For $20 a week at age 15, this son of a widowed charwoman turned pro with the Ajax club of Amsterdam, Holland. He had grown up five minutes from the Ajax stadium and often worked out with the club, always playing with older men. And because he was so little -- at 15 he was 5-3 and 115 pounds -- Johan Cruyff became an entertainer even before he knew it.
"You could see as a baby that he was an exceptional player," said Rinus Michels, first his coach at Amsterdam and later at Barcelona and with the Los Angeles Aztecs. "The only obstackle was that he had no body. He learned tricks to survive."
"Two things I don't know," said Cruyff, who speaks five languages and behaves with the assurance of a man who knows everything, including brain surgery, "and how fast I am and what my weight is.
"It makes no difference how fast you are if you see a situation a yard earlier than anyone else. If you start running a yard earlier, you get there first. That's what they call 'reading the game.' It is experience and instinct.
"Of course, Pele was not big. So how could he head the ball so well? He knew where the ball was going. He was not jumping high. But when he jumped, the other players could never win."
With Cruyff scoring and setting up goals from all over the field, Holland went from nothing to the World Cup finals. He was a national hero when, in 1974, he requested to be sold to Barcelona, Spain, which paid Ajax $2.1 million for him. An unprecedented three times, Cruyff was named the European Footballer of the Year.
He left his native Holland, Cruyff said, because of an 80 percent income tax and "lots of problems" with "amateurs running the club." After five years with Barcelona, in which time he became what the Spanish call "a hero of Sunday," Cruyff stunned the soccer world by retiring at age 31. That was two years ago.
"I was fed up with soccer," Cruyff said. "Not with soccer as a sport, but soccer as a profession.
I began in soccer as a hobby. In Barcelona, the only thing that counted was winning. The enjoyment of the game was gone. And if you don't enjoy it, you can't take the pressure."

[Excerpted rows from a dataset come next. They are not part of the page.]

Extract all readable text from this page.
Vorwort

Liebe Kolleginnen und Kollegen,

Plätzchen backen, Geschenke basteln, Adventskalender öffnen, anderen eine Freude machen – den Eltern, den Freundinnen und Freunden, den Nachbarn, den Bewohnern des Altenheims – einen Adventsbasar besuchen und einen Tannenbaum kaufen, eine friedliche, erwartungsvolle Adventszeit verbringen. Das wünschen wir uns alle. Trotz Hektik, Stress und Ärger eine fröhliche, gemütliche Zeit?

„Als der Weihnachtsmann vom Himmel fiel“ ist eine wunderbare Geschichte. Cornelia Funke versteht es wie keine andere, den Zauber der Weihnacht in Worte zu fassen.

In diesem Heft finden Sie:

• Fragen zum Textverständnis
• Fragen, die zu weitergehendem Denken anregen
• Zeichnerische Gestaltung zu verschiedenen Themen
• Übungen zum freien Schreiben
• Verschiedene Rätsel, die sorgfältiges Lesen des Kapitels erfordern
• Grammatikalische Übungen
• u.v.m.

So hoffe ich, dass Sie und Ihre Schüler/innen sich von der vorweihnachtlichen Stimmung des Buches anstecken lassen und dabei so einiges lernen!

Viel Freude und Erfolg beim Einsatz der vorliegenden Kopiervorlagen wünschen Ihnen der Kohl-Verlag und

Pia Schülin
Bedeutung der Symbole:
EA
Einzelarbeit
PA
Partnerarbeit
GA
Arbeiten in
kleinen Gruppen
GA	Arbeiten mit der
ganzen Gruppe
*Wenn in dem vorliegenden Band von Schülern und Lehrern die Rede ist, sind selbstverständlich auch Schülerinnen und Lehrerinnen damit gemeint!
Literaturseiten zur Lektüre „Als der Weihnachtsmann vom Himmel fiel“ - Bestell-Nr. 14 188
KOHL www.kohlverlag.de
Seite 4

Six sports magazines and 11 newspapers in Barcelona cover the soccer team daily. The season runs 11 months. "For 14 years, I had been playing soccer 11 months a years," Curyff said. "In Barcelona, I had to talk to the press 1 1/2 hours after every day's training. I could go on physically, but not mentally, I was empty."

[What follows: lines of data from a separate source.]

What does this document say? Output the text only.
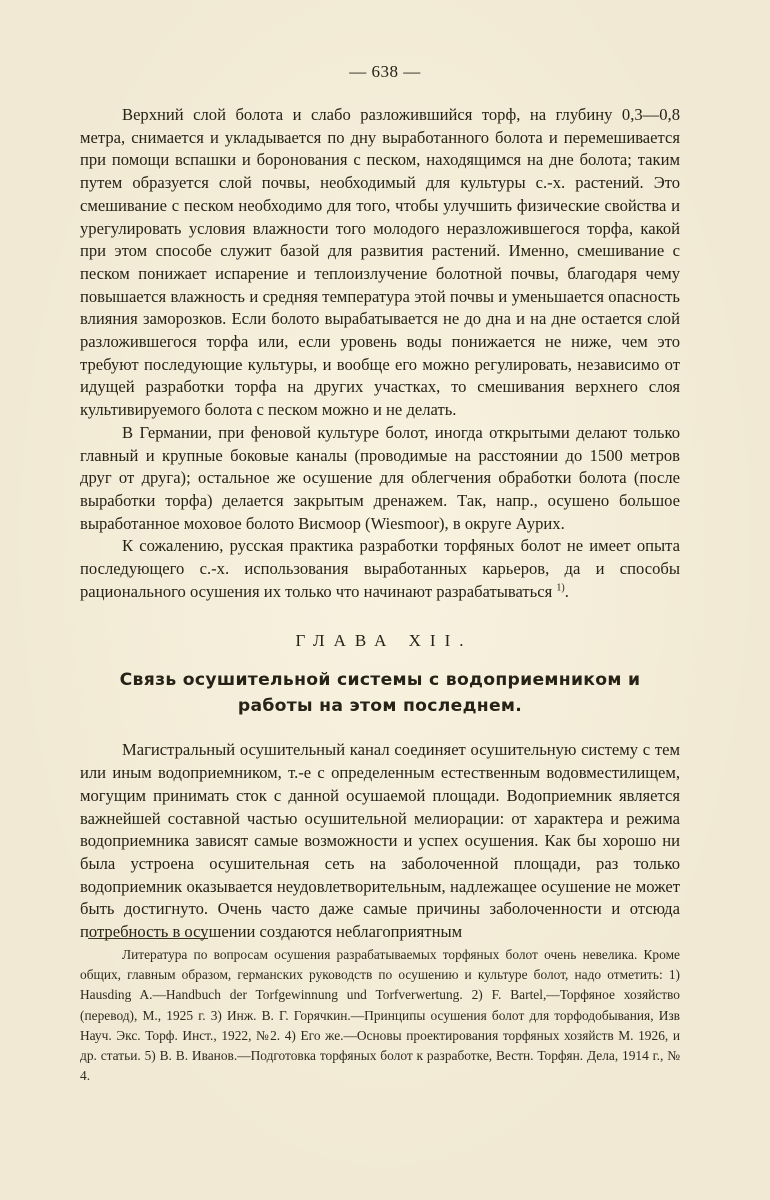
— 638 —

Верхний слой болота и слабо разложившийся торф, на глубину 0,3—0,8 метра, снимается и укладывается по дну выработанного болота и перемешивается при помощи вспашки и боронования с песком, находящимся на дне болота; таким путем образуется слой почвы, необходимый для культуры с.-х. растений. Это смешивание с песком необходимо для того, чтобы улучшить физические свойства и урегулировать условия влажности того молодого неразложившегося торфа, какой при этом способе служит базой для развития растений. Именно, смешивание с песком понижает испарение и теплоизлучение болотной почвы, благодаря чему повышается влажность и средняя температура этой почвы и уменьшается опасность влияния заморозков. Если болото вырабатывается не до дна и на дне остается слой разложившегося торфа или, если уровень воды понижается не ниже, чем это требуют последующие культуры, и вообще его можно регулировать, независимо от идущей разработки торфа на других участках, то смешивания верхнего слоя культивируемого болота с песком можно и не делать.

В Германии, при феновой культуре болот, иногда открытыми делают только главный и крупные боковые каналы (проводимые на расстоянии до 1500 метров друг от друга); остальное же осушение для облегчения обработки болота (после выработки торфа) делается закрытым дренажем. Так, напр., осушено большое выработанное моховое болото Висмоор (Wiesmoor), в округе Аурих.

К сожалению, русская практика разработки торфяных болот не имеет опыта последующего с.-х. использования выработанных карьеров, да и способы рационального осушения их только что начинают разрабатываться $^{1)}$.

ГЛАВА XII.
Связь осушительной системы с водоприемником и работы на этом последнем.

Магистральный осушительный канал соединяет осушительную систему с тем или иным водоприемником, т.-е с определенным естественным водовместилищем, могущим принимать сток с данной осушаемой площади. Водоприемник является важнейшей составной частью осушительной мелиорации: от характера и режима водоприемника зависят самые возможности и успех осушения. Как бы хорошо ни была устроена осушительная сеть на заболоченной площади, раз только водоприемник оказывается неудовлетворительным, надлежащее осушение не может быть достигнуто. Очень часто даже самые причины заболоченности и отсюда потребность в осушении создаются неблагоприятным

Литература по вопросам осушения разрабатываемых торфяных болот очень невелика. Кроме общих, главным образом, германских руководств по осушению и культуре болот, надо отметить: 1) Hausding A.—Handbuch der Torfgewinnung und Torfverwertung. 2) F. Bartel,—Торфяное хозяйство (перевод), М., 1925 г. 3) Инж. В. Г. Горячкин.—Принципы осушения болот для торфодобывания, Изв Науч. Экс. Торф. Инст., 1922, №2. 4) Его же.—Основы проектирования торфяных хозяйств М. 1926, и др. статьи. 5) В. В. Иванов.—Подготовка торфяных болот к разработке, Вестн. Торфян. Дела, 1914 г., № 4.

Besides the press, the Spanish public demands much of a hero of Sunday. Cruyff couldn't go out to eat. People drove their cars up to his front door. Photographers tracked him. On the road, opponents bullied him without fear of recourse from officials unprotected by moats.
His house had an iron door behind which he lived with his wife and their three children.
So he quit.
The "retirement" lasted only a year, as it turned out, before the Los Angeles team signed him.

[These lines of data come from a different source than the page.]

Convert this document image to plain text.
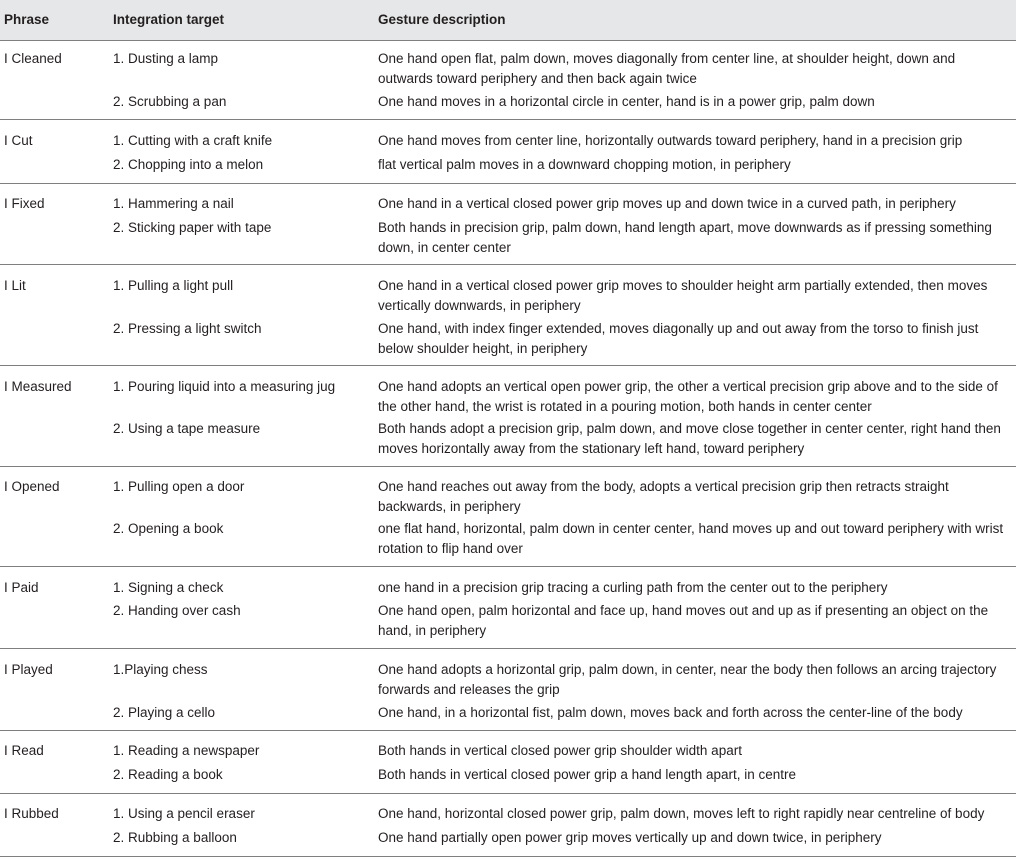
Phrase	Integration target	Gesture description
I Cleaned	1. Dusting a lamp	One hand open flat, palm down, moves diagonally from center line, at shoulder height, down and outwards toward periphery and then back again twice
2. Scrubbing a pan	One hand moves in a horizontal circle in center, hand is in a power grip, palm down
I Cut	1. Cutting with a craft knife	One hand moves from center line, horizontally outwards toward periphery, hand in a precision grip
2. Chopping into a melon	flat vertical palm moves in a downward chopping motion, in periphery
I Fixed	1. Hammering a nail	One hand in a vertical closed power grip moves up and down twice in a curved path, in periphery
2. Sticking paper with tape	Both hands in precision grip, palm down, hand length apart, move downwards as if pressing something down, in center center
I Lit	1. Pulling a light pull	One hand in a vertical closed power grip moves to shoulder height arm partially extended, then moves vertically downwards, in periphery
2. Pressing a light switch	One hand, with index finger extended, moves diagonally up and out away from the torso to finish just below shoulder height, in periphery
I Measured	1. Pouring liquid into a measuring jug	One hand adopts an vertical open power grip, the other a vertical precision grip above and to the side of the other hand, the wrist is rotated in a pouring motion, both hands in center center
2. Using a tape measure	Both hands adopt a precision grip, palm down, and move close together in center center, right hand then moves horizontally away from the stationary left hand, toward periphery
I Opened	1. Pulling open a door	One hand reaches out away from the body, adopts a vertical precision grip then retracts straight backwards, in periphery
2. Opening a book	one flat hand, horizontal, palm down in center center, hand moves up and out toward periphery with wrist rotation to flip hand over
I Paid	1. Signing a check	one hand in a precision grip tracing a curling path from the center out to the periphery
2. Handing over cash	One hand open, palm horizontal and face up, hand moves out and up as if presenting an object on the hand, in periphery
I Played	1.Playing chess	One hand adopts a horizontal grip, palm down, in center, near the body then follows an arcing trajectory forwards and releases the grip
2. Playing a cello	One hand, in a horizontal fist, palm down, moves back and forth across the center-line of the body
I Read	1. Reading a newspaper	Both hands in vertical closed power grip shoulder width apart
2. Reading a book	Both hands in vertical closed power grip a hand length apart, in centre
I Rubbed	1. Using a pencil eraser	One hand, horizontal closed power grip, palm down, moves left to right rapidly near centreline of body
2. Rubbing a balloon	One hand partially open power grip moves vertically up and down twice, in periphery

"There was a vacuum in my life," Cruyff said.
Some people have said Cruyff suffered financial reverse in Spain and needed the big American money.
"I made some bad investments," Cruyff admitted, "but that's not the major reason I came to America. If money was the major reason for playing again, I would go back to Europe and earn more money there than here."
Cruyff says he is playing again because he likes it and because his personal company, Intersoccer, is building business and his visibility will help. And what he wants most to do, because it will help in all of that, is do a good job for the Diplomats.
"What I hope to do," Cruyff said, "is what so far they have failed to do in this city -- to have soccer be a major sport from April to September.I am not a savior of soccer in Washington. The youth will do that in years to come. But I am here to help."